Taking the unspoken gratefulness, the other boys saw their cue to leave. Before they left, Nick offered, "Sit with us at lunch sometime, yeah? Or if it's too much, we can come to you. Wes must get pretty dull in heavy doses."
Blaine just nodded, and then he was alone with his cat. Wes had gotten up, and begun to feel his way back to his adjoining door in the semi-darkness, obviously intent on giving Blaine some privacy.
Blaine had other ideas. He clicked on his desk lamp. Molly wandered off to inspect the room, keeping one eye on her human, tail flicking contentedly. "How did you get her? My parents are going to know she's gone, and they'll call the school to check here. You'll get into trouble."
Wes sighed. "No. I won't."
Blaine frowned, "Coop..?"
Wes seemed to deliberate for a moment, before moving back towards Blaine, hands in his pockets. "No. Well, yes, I started with him, but no. Molly hasn't been living at your house for nearly two weeks now.

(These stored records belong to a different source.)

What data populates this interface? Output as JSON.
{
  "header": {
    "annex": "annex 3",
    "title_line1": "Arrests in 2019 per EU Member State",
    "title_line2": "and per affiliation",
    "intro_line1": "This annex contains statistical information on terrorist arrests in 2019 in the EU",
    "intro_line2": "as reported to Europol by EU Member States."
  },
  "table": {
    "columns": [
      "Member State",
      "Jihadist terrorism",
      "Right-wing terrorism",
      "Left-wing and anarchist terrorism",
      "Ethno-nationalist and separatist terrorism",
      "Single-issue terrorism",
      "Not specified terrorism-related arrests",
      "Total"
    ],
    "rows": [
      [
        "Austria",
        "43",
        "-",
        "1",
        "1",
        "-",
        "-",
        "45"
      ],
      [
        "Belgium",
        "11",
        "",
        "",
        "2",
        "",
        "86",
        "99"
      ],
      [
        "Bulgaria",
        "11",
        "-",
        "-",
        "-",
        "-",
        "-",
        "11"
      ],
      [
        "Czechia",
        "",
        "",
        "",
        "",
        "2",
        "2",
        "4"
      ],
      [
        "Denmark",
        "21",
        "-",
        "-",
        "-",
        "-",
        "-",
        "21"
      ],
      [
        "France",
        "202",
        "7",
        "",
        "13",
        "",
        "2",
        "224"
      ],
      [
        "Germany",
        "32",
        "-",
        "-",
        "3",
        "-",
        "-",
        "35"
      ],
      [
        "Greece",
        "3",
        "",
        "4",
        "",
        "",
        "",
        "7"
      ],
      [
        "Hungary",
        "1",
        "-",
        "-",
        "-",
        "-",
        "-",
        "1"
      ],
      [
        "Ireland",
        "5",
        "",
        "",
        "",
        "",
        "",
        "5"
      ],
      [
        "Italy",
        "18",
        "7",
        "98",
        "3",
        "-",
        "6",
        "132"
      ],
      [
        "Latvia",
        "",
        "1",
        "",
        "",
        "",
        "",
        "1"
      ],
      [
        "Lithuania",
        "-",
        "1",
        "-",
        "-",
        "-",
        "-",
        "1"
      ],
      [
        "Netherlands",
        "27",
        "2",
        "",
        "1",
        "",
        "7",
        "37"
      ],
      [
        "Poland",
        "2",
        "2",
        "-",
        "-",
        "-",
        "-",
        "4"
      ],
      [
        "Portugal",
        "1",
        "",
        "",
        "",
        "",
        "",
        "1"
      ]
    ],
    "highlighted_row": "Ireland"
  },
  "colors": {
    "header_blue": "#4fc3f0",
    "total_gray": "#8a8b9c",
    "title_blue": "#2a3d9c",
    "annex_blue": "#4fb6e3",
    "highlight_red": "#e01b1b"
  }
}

It's why Edwards and Rosen searched our rooms the other week. That wasn't a random search. According to your brother, your parents have been trying to work out how to tell you she's missing for a while now, but the doctors are worried how badly that would destabilise you, so they've told them to hold off. At least until it's decided if you're staying here past your month trial."
Blaine frowned, "Coop would have told me if something had happened to Molly. He promised."

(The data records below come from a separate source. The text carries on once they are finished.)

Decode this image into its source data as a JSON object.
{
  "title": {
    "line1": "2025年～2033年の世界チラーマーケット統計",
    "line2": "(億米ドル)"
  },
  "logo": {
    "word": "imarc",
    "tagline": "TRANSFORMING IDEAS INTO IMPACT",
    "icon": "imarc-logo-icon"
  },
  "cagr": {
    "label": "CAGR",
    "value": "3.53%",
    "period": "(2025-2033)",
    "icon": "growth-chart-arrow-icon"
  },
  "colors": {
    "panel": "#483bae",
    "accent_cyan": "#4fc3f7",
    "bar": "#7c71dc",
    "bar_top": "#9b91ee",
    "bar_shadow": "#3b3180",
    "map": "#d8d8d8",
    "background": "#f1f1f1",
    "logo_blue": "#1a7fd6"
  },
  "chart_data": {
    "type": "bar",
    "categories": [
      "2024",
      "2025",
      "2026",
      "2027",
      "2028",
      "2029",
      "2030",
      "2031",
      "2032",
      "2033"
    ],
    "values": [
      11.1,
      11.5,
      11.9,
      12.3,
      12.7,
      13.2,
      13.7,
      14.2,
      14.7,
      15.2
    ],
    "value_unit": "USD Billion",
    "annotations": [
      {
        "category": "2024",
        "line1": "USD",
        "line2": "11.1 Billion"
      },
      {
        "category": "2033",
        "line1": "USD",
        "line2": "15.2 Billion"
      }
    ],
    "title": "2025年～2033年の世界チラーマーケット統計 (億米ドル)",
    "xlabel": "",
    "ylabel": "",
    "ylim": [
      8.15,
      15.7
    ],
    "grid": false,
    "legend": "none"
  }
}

"He knew nothing had happened to her." Wes said softly, his emotions carefully placed, like the resonating vibrations of a cello string.
"Well then what...?"
"She's been living with Kurt."
Every muscle in Blaine's body froze. Oddly, the first thing that somehow made it out of Blaine's mouth was, "But I've never even told you about Kurt!"
"No, you haven't." Wes agreed. "But if you'd like to, I'd be happy to listen."
"You've met him."
It wasn't a question, but Wesley answered it anyway, "Yes, I have."
Blaine swallowed, angrily swiping at the tears that threatened to spill from his eyes, "How... how is he?"
"Honestly?" Blaine nodded. "Well, we only talked for a little, but frankly I'd say he's doing about as well as you are."
"What's that supposed to mean?" Blaine choked.
A diminuendo of exasperation to comfort, "It means I think you shouldn't be giving up on yourself. Or him."
"W-wh-" Blaine cleared his throat, frustrated by how weak his voice sounded. "What if he already has?"
Wes smiled fondly at his friend, "Now that I don't believe for one moment."